# eagle takes down deer!



## jeffmo (Apr 7, 2004)




----------



## Row v. Wade (Apr 27, 2004)

Amazing! Is that a golden eagle?

We had a bald eagle take down a goose today where I live. The kids got a nature lesson during Christmas break.


----------



## thegcdawg (May 26, 2008)

Holy cow!!! That was awesome. Has to be 1 hungry bird.


----------



## thegcdawg (May 26, 2008)

I have seen falconry, but sheesh. A guy is holding the bird at the beginning.
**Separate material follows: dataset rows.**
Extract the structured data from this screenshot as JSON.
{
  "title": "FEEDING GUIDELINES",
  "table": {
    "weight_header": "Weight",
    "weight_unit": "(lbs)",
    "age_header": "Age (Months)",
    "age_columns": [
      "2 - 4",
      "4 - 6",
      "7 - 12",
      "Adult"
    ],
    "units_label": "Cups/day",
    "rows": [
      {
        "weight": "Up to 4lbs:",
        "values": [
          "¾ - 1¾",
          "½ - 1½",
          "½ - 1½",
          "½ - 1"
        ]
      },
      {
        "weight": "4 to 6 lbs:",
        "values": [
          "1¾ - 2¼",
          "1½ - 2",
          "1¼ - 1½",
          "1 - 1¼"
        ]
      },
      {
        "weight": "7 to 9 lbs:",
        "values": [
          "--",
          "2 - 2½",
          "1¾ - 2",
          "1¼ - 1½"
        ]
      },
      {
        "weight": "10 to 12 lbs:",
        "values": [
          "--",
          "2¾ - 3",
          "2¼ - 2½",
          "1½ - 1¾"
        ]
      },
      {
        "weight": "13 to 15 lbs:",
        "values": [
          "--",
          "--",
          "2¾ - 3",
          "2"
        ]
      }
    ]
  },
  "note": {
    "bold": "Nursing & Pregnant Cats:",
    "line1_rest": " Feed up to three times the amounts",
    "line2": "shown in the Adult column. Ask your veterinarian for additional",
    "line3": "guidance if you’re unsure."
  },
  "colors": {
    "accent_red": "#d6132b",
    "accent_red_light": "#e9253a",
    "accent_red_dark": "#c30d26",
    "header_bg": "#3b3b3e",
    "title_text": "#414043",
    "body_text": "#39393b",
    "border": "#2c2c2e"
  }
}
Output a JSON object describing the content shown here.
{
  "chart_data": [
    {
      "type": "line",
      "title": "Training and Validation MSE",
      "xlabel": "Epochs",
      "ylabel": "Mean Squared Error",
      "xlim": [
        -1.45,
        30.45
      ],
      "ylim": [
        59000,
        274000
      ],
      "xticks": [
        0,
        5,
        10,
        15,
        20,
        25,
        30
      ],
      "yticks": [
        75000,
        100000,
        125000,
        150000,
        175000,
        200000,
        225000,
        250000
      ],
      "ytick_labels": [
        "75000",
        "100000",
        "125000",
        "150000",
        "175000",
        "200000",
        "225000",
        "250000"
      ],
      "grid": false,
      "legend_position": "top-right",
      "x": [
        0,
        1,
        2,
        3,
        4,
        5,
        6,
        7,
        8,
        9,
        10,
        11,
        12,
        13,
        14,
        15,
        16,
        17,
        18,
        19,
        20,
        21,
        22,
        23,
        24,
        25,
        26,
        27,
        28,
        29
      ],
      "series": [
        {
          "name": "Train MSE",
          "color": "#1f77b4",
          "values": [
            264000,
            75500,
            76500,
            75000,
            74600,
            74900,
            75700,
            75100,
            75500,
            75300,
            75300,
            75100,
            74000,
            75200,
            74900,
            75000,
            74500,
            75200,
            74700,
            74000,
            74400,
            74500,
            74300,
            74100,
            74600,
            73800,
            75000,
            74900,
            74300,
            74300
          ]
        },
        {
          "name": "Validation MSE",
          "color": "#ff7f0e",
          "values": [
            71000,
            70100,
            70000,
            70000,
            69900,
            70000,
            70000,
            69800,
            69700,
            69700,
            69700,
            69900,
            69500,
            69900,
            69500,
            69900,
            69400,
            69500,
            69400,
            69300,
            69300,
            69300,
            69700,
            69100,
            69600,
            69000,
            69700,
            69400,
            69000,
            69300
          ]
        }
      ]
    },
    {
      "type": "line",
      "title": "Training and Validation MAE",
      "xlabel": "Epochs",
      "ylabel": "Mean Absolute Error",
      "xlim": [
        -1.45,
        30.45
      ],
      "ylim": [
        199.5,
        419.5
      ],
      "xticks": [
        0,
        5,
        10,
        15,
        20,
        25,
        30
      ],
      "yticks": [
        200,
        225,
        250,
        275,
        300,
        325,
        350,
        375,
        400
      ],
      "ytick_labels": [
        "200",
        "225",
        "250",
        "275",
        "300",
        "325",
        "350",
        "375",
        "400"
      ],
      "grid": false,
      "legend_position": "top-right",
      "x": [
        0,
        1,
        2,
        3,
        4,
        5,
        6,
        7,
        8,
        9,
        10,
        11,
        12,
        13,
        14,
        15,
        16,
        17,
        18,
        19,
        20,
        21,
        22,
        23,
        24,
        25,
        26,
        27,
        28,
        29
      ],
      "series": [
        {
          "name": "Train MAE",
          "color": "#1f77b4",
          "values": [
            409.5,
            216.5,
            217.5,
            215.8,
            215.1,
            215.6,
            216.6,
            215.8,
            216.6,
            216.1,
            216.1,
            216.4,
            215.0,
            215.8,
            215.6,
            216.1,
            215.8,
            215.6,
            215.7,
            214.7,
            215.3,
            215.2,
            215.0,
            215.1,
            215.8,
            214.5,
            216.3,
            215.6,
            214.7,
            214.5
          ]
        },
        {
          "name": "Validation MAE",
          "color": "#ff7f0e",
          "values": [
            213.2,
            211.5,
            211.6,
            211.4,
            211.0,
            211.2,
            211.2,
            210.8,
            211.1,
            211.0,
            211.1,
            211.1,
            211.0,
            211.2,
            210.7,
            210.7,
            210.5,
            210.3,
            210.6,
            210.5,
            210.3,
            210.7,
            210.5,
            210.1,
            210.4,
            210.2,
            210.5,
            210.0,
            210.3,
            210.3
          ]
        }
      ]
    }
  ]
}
That would be fun to check in. "What did you get it with, bow, gun?" "Nah, my pet eagle"


----------



## JonTheFisherman (Oct 11, 2009)

if that bird was being held it makes me think that the eagle could have been kept in captivity which also makes me think how long did they starve it before it was hungry enough to go after a deer


----------



## fishdealer04 (Aug 27, 2006)

That is crazy...you would think that the eagle would have been hurt when the deer rolled over it, but it seemed fine.


----------



## trackingirl (Jan 22, 2010)

Looks to me like a young Bald Eagle but I could be wrong. The sport of Falconry does NOT starve birds to get them to hunt. And even a starving bird wouldnt go after prey he knew he couldnt take. I dont know what the status is on Falconers keeping baldies though. Thats great hunting...awsome!!


----------



## coolerzfull (Oct 15, 2007)

This video blew my mind.


----------



## hang_loose (Apr 2, 2008)

jeffmo said:


> YouTube- Eagle Catches Deer


Thats a really small deer or a really big eagle.


----------